Keeper remains a front-runner with its password-import options, supporting imports from more than 20 password managers and browsers. It also has a simple CSV import option.
The browser-based web app looks basically identical to the desktop app, but you should go to Keeper's download page for both the relevant desktop app for your device and the KeeperFill extension for any supported browsers that you use.
The Keeper mobile apps are available in the iOS and Android app stores. Setup was quick and easy, with all my data syncing immediately after I entered my email address and master password.
Setting up KeeperFill took about another 30 seconds of granting permissions, and then I was ready to go.
Like the other password managers that I tested, Keeper relies on AES 256-bit encryption to secure data on its servers and on your computers and smartphones. Your data is only ever unencrypted on your device after you enter your master password, so even if Keeper's servers were hacked, your data would remain secure.
Keeper is one of a handful of password managers that are Service Organization Controls (SOC 2) compliant. Compliance is a make-or-break issue for some businesses or government agencies, but to consumers it means a company that handles customer data online has to undergo security audits and thoroughly document its security policies and procedures.
Keeper offers strong two-factor authentication support.
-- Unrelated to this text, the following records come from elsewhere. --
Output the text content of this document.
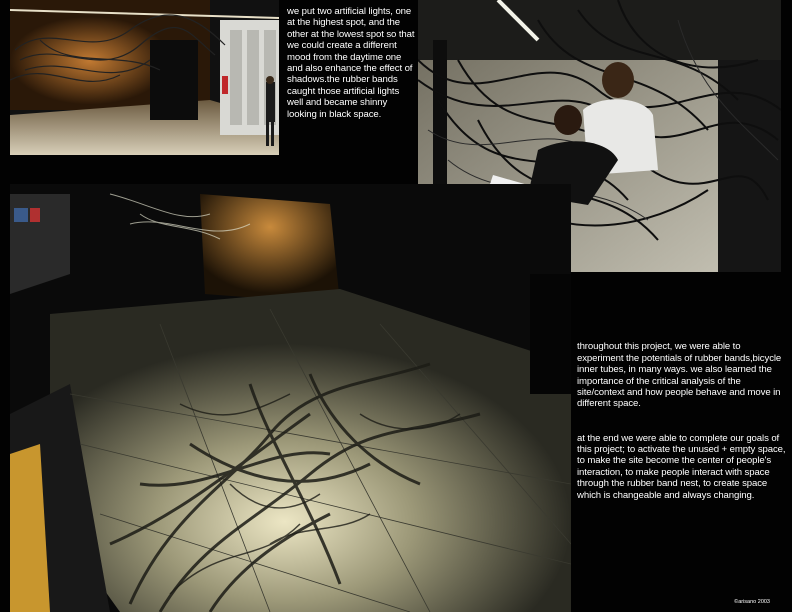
we put two artificial lights, one at the highest spot, and the other at the lowest spot so that we could create a different mood from the daytime one and also enhance the effect of shadows.the rubber bands caught those artificial lights well and became shinny looking in black space.

throughout this project, we were able to experiment the potentials of rubber bands,bicycle inner tubes, in many ways. we also learned the importance of the critical analysis of the site/context and how people behave and move in different space.

at the end we were able to complete our goals of this project; to activate the unused + empty space, to make the site become the center of people's interaction, to make people interact with space through the rubber band nest, to create space which is changeable and always changing.

©arisano 2003
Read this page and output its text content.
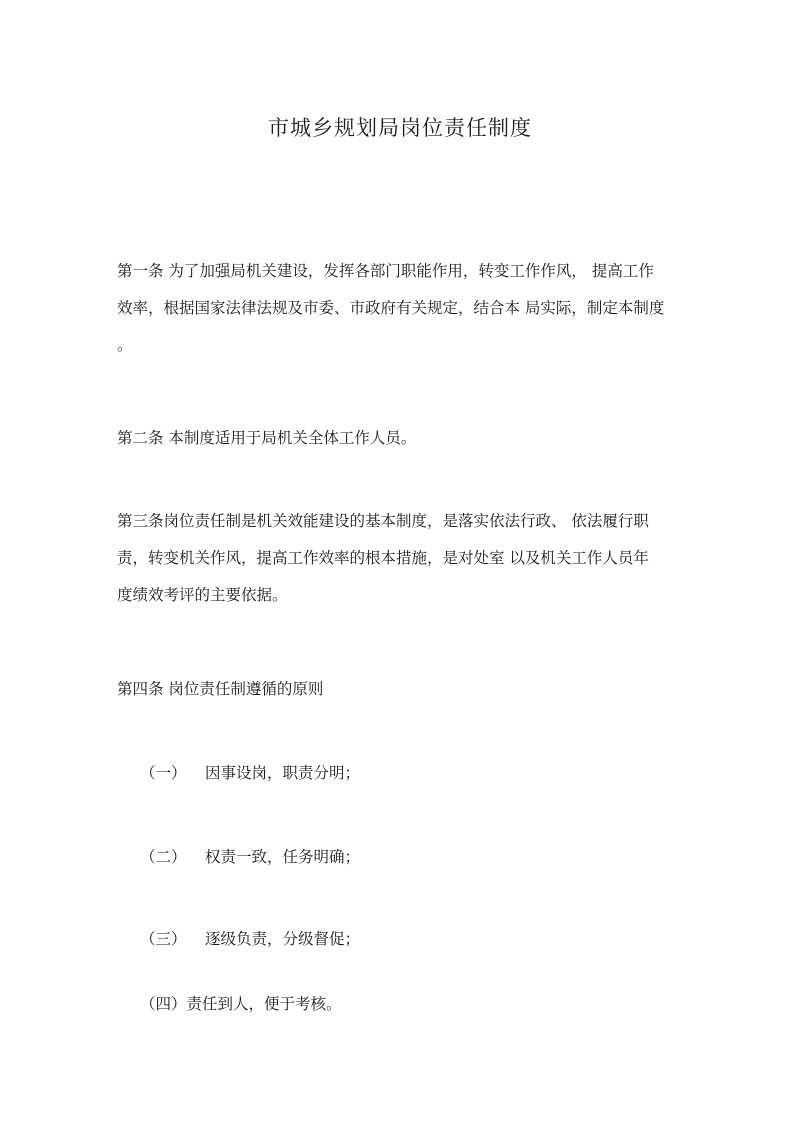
市城乡规划局岗位责任制度

第一条 为了加强局机关建设，发挥各部门职能作用，转变工作作风， 提高工作
效率，根据国家法律法规及市委、市政府有关规定，结合本 局实际，制定本制度
。

第二条 本制度适用于局机关全体工作人员。

第三条岗位责任制是机关效能建设的基本制度，是落实依法行政、 依法履行职
责，转变机关作风，提高工作效率的根本措施，是对处室 以及机关工作人员年
度绩效考评的主要依据。

第四条 岗位责任制遵循的原则

（一） 因事设岗，职责分明；
（二） 权责一致，任务明确；
（三） 逐级负责，分级督促；
（四）责任到人，便于考核。
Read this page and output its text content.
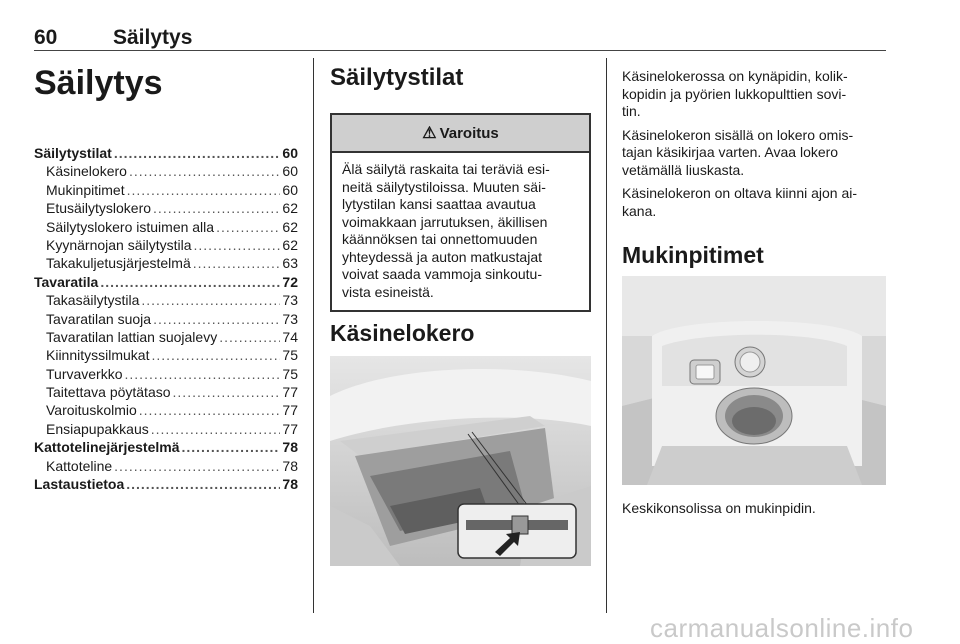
60	Säilytys
Säilytys
Säilytystilat .....	60
Käsinelokero .....	60
Mukinpitimet .....	60
Etusäilytyslokero .....	62
Säilytyslokero istuimen alla .....	62
Kyynärnojan säilytystila .....	62
Takakuljetusjärjestelmä .....	63
Tavaratila .....	72
Takasäilytystila .....	73
Tavaratilan suoja .....	73
Tavaratilan lattian suojalevy .....	74
Kiinnityssilmukat .....	75
Turvaverkko .....	75
Taitettava pöytätaso .....	77
Varoituskolmio .....	77
Ensiapupakkaus .....	77
Kattotelinejärjestelmä .....	78
Kattoteline .....	78
Lastaustietoa .....	78
Säilytystilat
⚠ Varoitus
Älä säilytä raskaita tai teräviä esi-
neitä säilytystiloissa. Muuten säi-
lytystilan kansi saattaa avautua
voimakkaan jarrutuksen, äkillisen
käännöksen tai onnettomuuden
yhteydessä ja auton matkustajat
voivat saada vammoja sinkoutu-
vista esineistä.
Käsinelokero

Käsinelokerossa on kynäpidin, kolik-
kopidin ja pyörien lukkopulttien sovi-
tin.

Käsinelokeron sisällä on lokero omis-
tajan käsikirjaa varten. Avaa lokero
vetämällä liuskasta.

Käsinelokeron on oltava kiinni ajon ai-
kana.

Mukinpitimet
Keskikonsolissa on mukinpidin.
carmanualsonline.info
Available options include SMS text message (which we don't recommend if another option is available), Google and Microsoft Authenticator apps, RSA SecurID, Duo Security, KeeperDNA (which lets you use Apple Watch and Android Wear devices as second factors) and FIDO-compatible U2F hardware security keys like YubiKey and Google Titan
Your security question and answer can be used to recover your Keeper account in the event you forget your master password. You create both the question and the answer rather than selecting from a precompiled list of questions.
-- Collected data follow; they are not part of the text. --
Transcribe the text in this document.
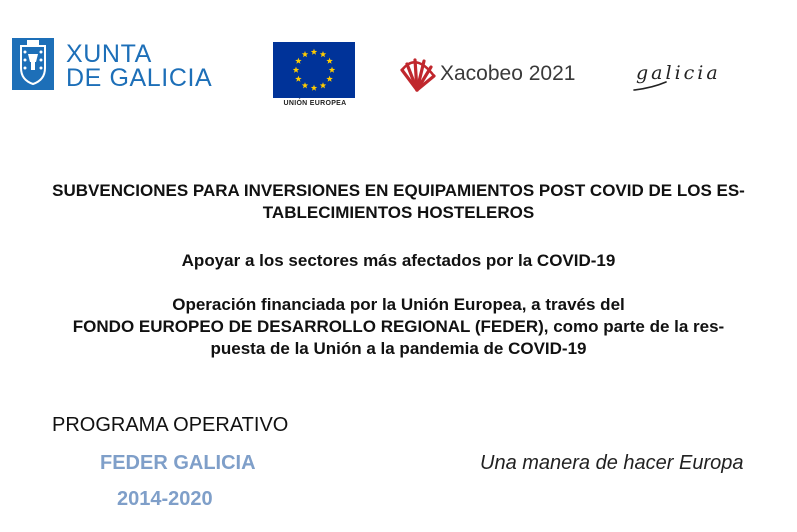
XUNTA
DE GALICIA
UNIÓN EUROPEA
Xacobeo 2021	galicia
SUBVENCIONES PARA INVERSIONES EN EQUIPAMIENTOS POST COVID DE LOS ES-
TABLECIMIENTOS HOSTELEROS
Apoyar a los sectores más afectados por la COVID-19
Operación financiada por la Unión Europea, a través del
FONDO EUROPEO DE DESARROLLO REGIONAL (FEDER), como parte de la res-
puesta de la Unión a la pandemia de COVID-19
PROGRAMA OPERATIVO
FEDER GALICIA
2014-2020
Una manera de hacer Europa
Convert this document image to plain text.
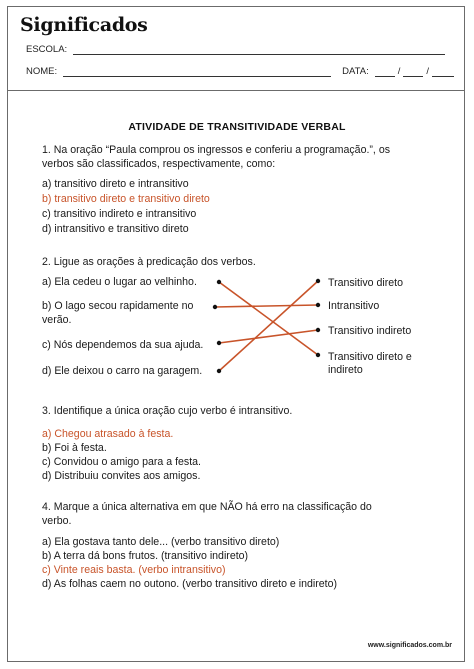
Significados
ESCOLA:
NOME:	DATA:	/	/
ATIVIDADE DE TRANSITIVIDADE VERBAL
1. Na oração “Paula comprou os ingressos e conferiu a programação.”, os
verbos são classificados, respectivamente, como:
a) transitivo direto e intransitivo
b) transitivo direto e transitivo direto
c) transitivo indireto e intransitivo
d) intransitivo e transitivo direto
2. Ligue as orações à predicação dos verbos.
a) Ela cedeu o lugar ao velhinho.
b) O lago secou rapidamente no
verão.
c) Nós dependemos da sua ajuda.
d) Ele deixou o carro na garagem.
Transitivo direto
Intransitivo
Transitivo indireto
Transitivo direto e
indireto
3. Identifique a única oração cujo verbo é intransitivo.
a) Chegou atrasado à festa.
b) Foi à festa.
c) Convidou o amigo para a festa.
d) Distribuiu convites aos amigos.
4. Marque a única alternativa em que NÃO há erro na classificação do
verbo.
a) Ela gostava tanto dele... (verbo transitivo direto)
b) A terra dá bons frutos. (transitivo indireto)
c) Vinte reais basta. (verbo intransitivo)
d) As folhas caem no outono. (verbo transitivo direto e indireto)
www.significados.com.br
Even if you respond correctly to the security question, you will still have to enter a verification code sent to your registered email address.
But this still feels like a security shortcoming. With many other password managers, once you forget your master password, that's it. LastPass also offers account recovery, but it's more complex than this, and Keeper is the only one we've worked with that uses a security question.
If you do want to create a Keeper account-recovery security question, make sure you pick something to which only you would know the answer, such a secret you've never told anyone.
Avoid standard security questions such as "What's your mother's maiden name?" or "What year did you graduate from high school?", because the answers to those can be easily found on social media.
Keeper password manager review: Bottom line
For now, however, LastPass holds an edge over Keeper, due to LastPass' amazing free tier, its superior mobile experience and its more varied features. But anyone considering a password manager should take a serious look at Keeper.